ProxMox - An Open Source Data Center Platform

by Ostatic Staff - Apr. 10, 2013

My journey in finding the best platform for web scale applications has brought me to ProxMox, an open source virtual environment that combines OpenVZ containers and KVM virtualization in a single pane of glass. ProxMox has the best balance between management and performance optimization using containers. We spent today bringing up a four node cluster, and it was dead easy.

I love the architectural concept of containers. They allow you to slice up a single hardware server into multiple, independent environments, while still allowing full access to the hardware. It is not really virtualization, because none of the hardware resources are virtualized like they are with KVM or VMware. The ProxMox management layer is actually a base install of Debian running a modified OpenVZ Red Hat kernel. The base install weighs in at right around 1GB, and is so thin that there is only a 1-3% processing overhead incurred.
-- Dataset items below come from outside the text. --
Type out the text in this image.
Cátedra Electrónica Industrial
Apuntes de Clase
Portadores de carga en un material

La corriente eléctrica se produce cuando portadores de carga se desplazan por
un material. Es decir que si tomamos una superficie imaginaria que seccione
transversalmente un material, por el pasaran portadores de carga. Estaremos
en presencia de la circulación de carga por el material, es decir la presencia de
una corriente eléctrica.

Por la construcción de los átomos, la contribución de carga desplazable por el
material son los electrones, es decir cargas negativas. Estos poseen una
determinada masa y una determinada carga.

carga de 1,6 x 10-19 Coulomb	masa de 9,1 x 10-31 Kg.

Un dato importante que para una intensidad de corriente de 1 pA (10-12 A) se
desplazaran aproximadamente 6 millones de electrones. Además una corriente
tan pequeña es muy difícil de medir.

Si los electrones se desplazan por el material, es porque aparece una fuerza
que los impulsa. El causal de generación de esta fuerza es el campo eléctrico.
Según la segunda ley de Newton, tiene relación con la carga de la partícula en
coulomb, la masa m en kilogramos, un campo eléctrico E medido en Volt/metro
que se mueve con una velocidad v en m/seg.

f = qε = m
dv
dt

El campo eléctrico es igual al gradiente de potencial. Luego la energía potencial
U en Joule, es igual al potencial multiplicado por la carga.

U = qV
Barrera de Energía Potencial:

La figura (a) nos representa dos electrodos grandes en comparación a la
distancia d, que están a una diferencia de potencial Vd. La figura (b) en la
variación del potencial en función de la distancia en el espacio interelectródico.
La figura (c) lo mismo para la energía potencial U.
Installing ProxMox is quick and easy, but be warned that this is not “nanny-ware”. ProxMox expects that if you say you want to install, you understand that everything on the disk that you are installing to is going to be wiped out. Do not boot the installer with the idea that you will be able to save any data, not going to happen. That being said, there are only four or five steps in the installer: choose your time zone, set the password, select the install location, set the IP address and you are off to the races. After install, we logged in as root to run apt-get update; apt-get upgrade; apt-get dist-upgrade (as you do), rebooted, and ran one command to join each host to the cluster: pvecm add <ip address of first node>

One of the most interesting points about ProxMox’s management model is that it is distributed evenly among all the hosts in the cluster. ProxMox is managed through a very light and responsive web interface. After install, point your browser to the hostname and you should be able to log in with your root password. The interesting point is that you can log into any host in the cluster to manage the entire cluster. This is because all of the information about the cluster is shared with each host, so there is no separate management server that needs to be installed.
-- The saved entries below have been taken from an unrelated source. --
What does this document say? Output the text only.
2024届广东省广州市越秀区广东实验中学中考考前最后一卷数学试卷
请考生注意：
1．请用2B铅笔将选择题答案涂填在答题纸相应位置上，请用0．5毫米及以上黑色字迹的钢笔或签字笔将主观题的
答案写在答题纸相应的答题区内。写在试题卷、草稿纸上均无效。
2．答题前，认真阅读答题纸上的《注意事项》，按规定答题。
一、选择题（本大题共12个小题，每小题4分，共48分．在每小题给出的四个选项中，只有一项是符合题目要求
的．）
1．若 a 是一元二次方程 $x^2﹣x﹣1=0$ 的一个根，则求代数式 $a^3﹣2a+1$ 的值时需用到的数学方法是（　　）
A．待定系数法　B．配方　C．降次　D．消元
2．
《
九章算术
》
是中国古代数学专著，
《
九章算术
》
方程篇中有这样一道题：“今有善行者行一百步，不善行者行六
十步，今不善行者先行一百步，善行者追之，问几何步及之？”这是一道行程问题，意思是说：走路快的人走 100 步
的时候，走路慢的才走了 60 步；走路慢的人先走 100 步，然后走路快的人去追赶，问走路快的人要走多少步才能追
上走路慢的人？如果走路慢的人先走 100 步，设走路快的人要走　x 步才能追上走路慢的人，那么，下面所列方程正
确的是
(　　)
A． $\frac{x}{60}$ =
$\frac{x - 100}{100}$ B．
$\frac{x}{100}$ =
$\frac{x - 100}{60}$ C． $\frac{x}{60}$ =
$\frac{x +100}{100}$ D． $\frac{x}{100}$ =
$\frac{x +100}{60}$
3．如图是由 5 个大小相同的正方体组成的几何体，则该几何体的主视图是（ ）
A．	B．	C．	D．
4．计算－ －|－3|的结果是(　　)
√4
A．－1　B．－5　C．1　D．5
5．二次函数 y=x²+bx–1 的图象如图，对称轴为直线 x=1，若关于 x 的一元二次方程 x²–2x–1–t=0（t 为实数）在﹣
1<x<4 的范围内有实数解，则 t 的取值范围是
The feature list for ProxMox is fairly impressive:

  • High performance and scalability
  • Full Virtualization - KVM
  • Live Snapshots
  • OS Virtualization - OpenVZ
  • Live Migration
  • Open Source
  • High Availability Cluster
  • RESTful web API
  • Proxmox Cluster file system
  • Rich web app for Management
  • Backup and Restore
  • Role-based Administration
  • Multiple Authentication sources
  • Network Model
  • Storage Model

However, the most impressive feature from my perspective is ProxMox’s ability to manage the limits of each container on the fly. For example, if one container is struggling to keep up with the load, you could add more CPU power to that container. Similarly, if a container needs more (or less!) disk space or memory, each can be modified on the fly without rebooting the environment. The limits work the other way too. If one container is using too much CPU, you can limit it to an arbitrary amount that will give it enough to keep going without impacting the other containers on the machine. Coming from a VMware environment, this is a welcome change.

I’ve just scratched the surface of what we have planned for ProxMox. I tend to be conservative with the technology that I recommend to advance to production status in the data center, so we will be taking the evaluation period with ProxMox slow and steady. But based on my experiences so far, and it’s performance in preproduction for the past two years, I’m expecting it to be a success.